Its inventory is a central part of its business model: It prioritizes light goods to reduce freight costs and ships to consumers directly from factories in China. This allows you to offer rock bottom prices. It also requires vendors to offer products that are not available on other platforms.
It is a subsidiary of PDD Holdings Inc, a Chinese company that also owns the Chinese internet retailer Pinduoduo. Pinduoduo is the dark horse of the Chinese e-commerce market. Despite being much younger than Alibaba and JD.com, which dominate the industry, Pinduoduo has around 15% of the market share. Ma said PDD had “a team that is really good at execution, and they are taking a lot of the Chinese advantages and their knowledge to expand abroad.”

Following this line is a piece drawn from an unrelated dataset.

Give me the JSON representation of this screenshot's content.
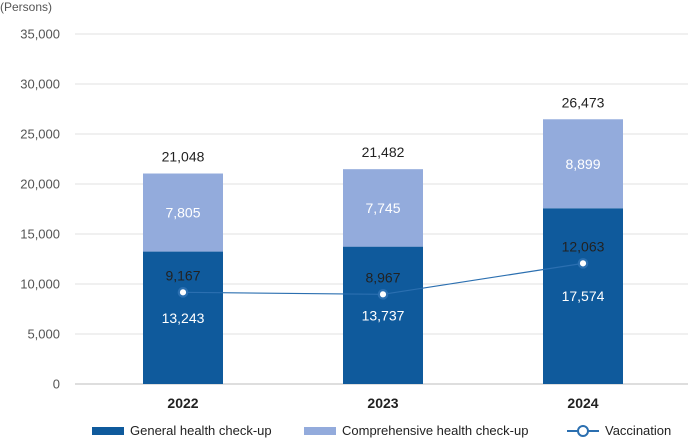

Yang also notes that as US consumers are increasingly cash-strapped, they are willing to wait longer (Temu’s delivery times can be one to two weeks) for cheaper products. That’s a challenge for US giants like Amazon, which have prioritized speed of delivery above all else.
aliexpress
Last year AliExpress, the online marketplace of tech giant Alibaba, was the third most popular marketplace app in the UK, with 1 million downloads, behind Amazon and eBay. Instead of working directly with factories, it connects small businesses in China with consumers around the world to sell cheap products, often in bulk.
However, despite being backed by China’s leading e-commerce platform, AliExpress has not managed to gain traction in the West as successfully as its newer rivals, such as Temu and Shein. Yang said part of the reason for this was that it didn’t have the “laser focus” of its competitors. Yang said AliExpress was “never really under pressure to prosper” in the West because Alibaba already had many arms in its business, including Taobao, for shopping, and Alipay, a ubiquitous mobile payment system in China.
What’s next for Chinese apps?
In theory, many of the accusations that have been leveled against TikTok, such as that it is bad for children’s mental health or censors political topics, should be less applicable to other Chinese apps that are popular in the West. Fast fashion and cheap cosmetics are less controversial than algorithmically delivered content that is seen as shaping young minds. And shopping apps like Temu and Shein rely on physical supply chains, so they are less likely to change or mask their Chinese ties.
But US lawmakers have warned that any Chinese-owned app could be vulnerable to data privacy breaches or interference from the Chinese Communist Party.
Some analysts have pointed out that the US does not have comprehensive data privacy laws, which means that users of any app have little control over how their data is used.
Ma said, “It doesn’t make much sense to me for a shopping app to catch up with [of scrutiny] as a media app. But my opinion is that it will not stop anyone from trying it.